Growing our family is what we wanted, our dream of having a big family has always been something we have talked about. With our third pregnancy God had other plans for us.
It has taken me forever to actually sit down and to get the courage to write this post. I was debating on just giving y’all an update on this pregnancy, my fourth, and life in general. But something kept sending me back there, back to my third pregnancy, the one we lost. I couldn’t just skip along and talk about now as if he/she never existed, it just didn’t feel right.
We found out we were pregnant in December 2016 and we lost the baby at 10 weeks in January of 2017. It was that quick, to feeling immense joy to utter heartbreak. “No heartbeat.” That’s all I heard the Dr. say and I just turned to mush. The pain from hearing the news was unbearable. I remember the burning feeling I felt in my chest, my palms hot and sweaty and just sobbing. It felt like a horrible dream that I just wanted to wake up from, and just kept thinking that this is not happening to us. It’s something that I would never wish on anyone to have to go through.

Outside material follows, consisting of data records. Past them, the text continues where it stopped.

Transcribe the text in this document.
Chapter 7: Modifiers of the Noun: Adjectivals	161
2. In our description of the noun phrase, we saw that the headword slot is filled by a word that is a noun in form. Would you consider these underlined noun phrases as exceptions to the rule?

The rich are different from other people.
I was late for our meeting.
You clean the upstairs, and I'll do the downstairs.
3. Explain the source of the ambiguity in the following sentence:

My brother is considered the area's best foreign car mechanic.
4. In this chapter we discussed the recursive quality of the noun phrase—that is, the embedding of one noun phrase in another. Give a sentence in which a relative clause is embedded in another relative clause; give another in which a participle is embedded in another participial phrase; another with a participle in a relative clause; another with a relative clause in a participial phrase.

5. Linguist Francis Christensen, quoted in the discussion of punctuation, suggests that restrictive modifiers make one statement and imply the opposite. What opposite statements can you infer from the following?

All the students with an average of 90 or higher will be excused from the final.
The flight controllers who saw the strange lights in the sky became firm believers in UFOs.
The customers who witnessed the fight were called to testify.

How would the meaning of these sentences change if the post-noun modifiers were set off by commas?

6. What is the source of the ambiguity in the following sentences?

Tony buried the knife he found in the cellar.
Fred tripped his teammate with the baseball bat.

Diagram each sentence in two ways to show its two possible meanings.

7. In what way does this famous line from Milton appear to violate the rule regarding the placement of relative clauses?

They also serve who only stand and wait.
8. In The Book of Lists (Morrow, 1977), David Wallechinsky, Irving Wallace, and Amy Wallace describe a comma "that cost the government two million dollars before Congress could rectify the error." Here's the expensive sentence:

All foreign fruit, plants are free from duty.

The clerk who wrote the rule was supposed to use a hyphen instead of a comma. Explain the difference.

Through that season of our lives, we grew stronger as a couple and family. We didn’t take each other and moments for granted, and hugged our boys a lot tighter. I grew stronger in faith and nurtured my senses and gave my soul what it desired. Keeping strong in my faith and prayer and not questioning God was hard in the beginning. Through time and not giving up on Him I realized that our path had already been written and He knew the pain we had in our hearts. With my amazing husband by my side, my two boys God had already blessed me with I was able to move forward. Not forgetting that he/she was ever a part of us but just knowing that now we had an Angel by our side and the first time we’ll meet will be in everlasting paradise.
Don’t worry about anything, but pray about everything…Phillipians 4:6-7
Sunshine after the Rain
We casted all of our fears aside and decided to try again. Fast forward to now and we could not be more elated about this pregnancy. Though I have to admit that the first trimester was not easy. Every little symptom I had I was over analyzing and thinking we were not going to make it. Once you’ve had a miscarriage it’s hard to not be scared and anxious. You’re just praying that your body and God will get you through it.
Now that I am 16 weeks I definitely feel like I can relax and just take a deep breath! I am really starting to let myself enjoy this pregnancy and getting back to my regular routine of daily tasks without being so overly cautious. I mean just truly embracing this season God has blessed me with again is beautiful. Seeing my bump grow everyday and feeling his/her tiny little kicks amazes me. We are so grateful that we are able to experience this all over again.
God did not promise that we will never experience storms, but He did promise that He will be there with us during them. What He did always promise us was a sign, a rainbow. A sign of promise and hope and that another beautiful day lies ahead. I now know that there is calm after the storm, joy after sadness, peace after pain and definitely sunshine after the rain.